I think the O(NlogN) work represents the total number of works from all parallel processors and therefore might not be an indicator for the performance of running the program on these processors in parallel. Span is more representative of the actual runtime when scan runs on these parallel processors because it means the number of steps required to finish the scan operations, where each step would require parallelizing operations on multiple processors.
As a followup @jaez, span can be thought of as the depth of the dependency tree for the algorithm.
Does span law give a close upper bound for execution time complexity for p processors or do we usually find that execution time complexity for p processors >> span?
I think Kayvon mentioned that the first has N / 2 work, the next has N / 4, and so on, but why is this?
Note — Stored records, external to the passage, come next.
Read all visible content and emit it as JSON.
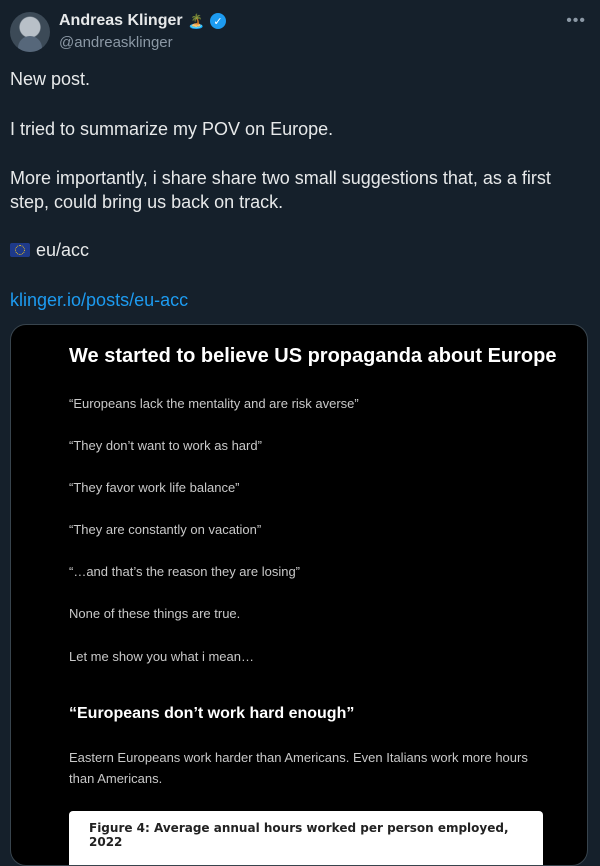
{
  "author": {
    "display_name": "Andreas Klinger",
    "emoji": "🏝️",
    "handle": "@andreasklinger"
  },
  "more_menu": "•••",
  "tweet": {
    "lines": [
      "New post.",
      "I tried to summarize my POV on Europe.",
      "More importantly, i share share two small suggestions that, as a first step, could bring us back on track.",
      "eu/acc"
    ],
    "link": "klinger.io/posts/eu-acc"
  },
  "card": {
    "title": "We started to believe US propaganda about Europe",
    "quotes": [
      "“Europeans lack the mentality and are risk averse”",
      "“They don’t want to work as hard”",
      "“They favor work life balance”",
      "“They are constantly on vacation”",
      "“…and that’s the reason they are losing”",
      "None of these things are true.",
      "Let me show you what i mean…"
    ],
    "subheading": "“Europeans don’t work hard enough”",
    "paragraph": "Eastern Europeans work harder than Americans. Even Italians work more hours than Americans.",
    "figure_caption": "Figure 4: Average annual hours worked per person employed, 2022"
  },
  "colors": {
    "background": "#15202b",
    "link": "#1d9bf0",
    "verified": "#1d9bf0"
  }
}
Isn't there N - 1 parallelizable work in the first step, N - 2, etc.? I don't see why we're halving it in 2
Would the number of parallel elements performing this task decrease every step. If so, how would assignment of these work?
Or would they just be "scheduled tasks" as it were
work and span are two measures of parallel computations. Work refers to the total number of computations across all cores, whereas span is the height of the dependency tree. Two algorithms with the same O(log N) on span can have very different work measure
If we naively try to parallelize certain functions that work with sequences, then we could end up doing more work than what we would've been doing had we used the serial implementation of the function (i.e. shown in the current slide). We have to make sure that the parallel work can also give us not only parallelism but less work as a result of the parallelism.
Please log in to leave a comment.
In the lecture it was mentioned that the "complexity" of this algorithm is O(N), and the minimum time to run given infinitely many processors is the "span" and is O(logN). I am a bit confused what "complexity" refers to in this case, if it is different from the "span".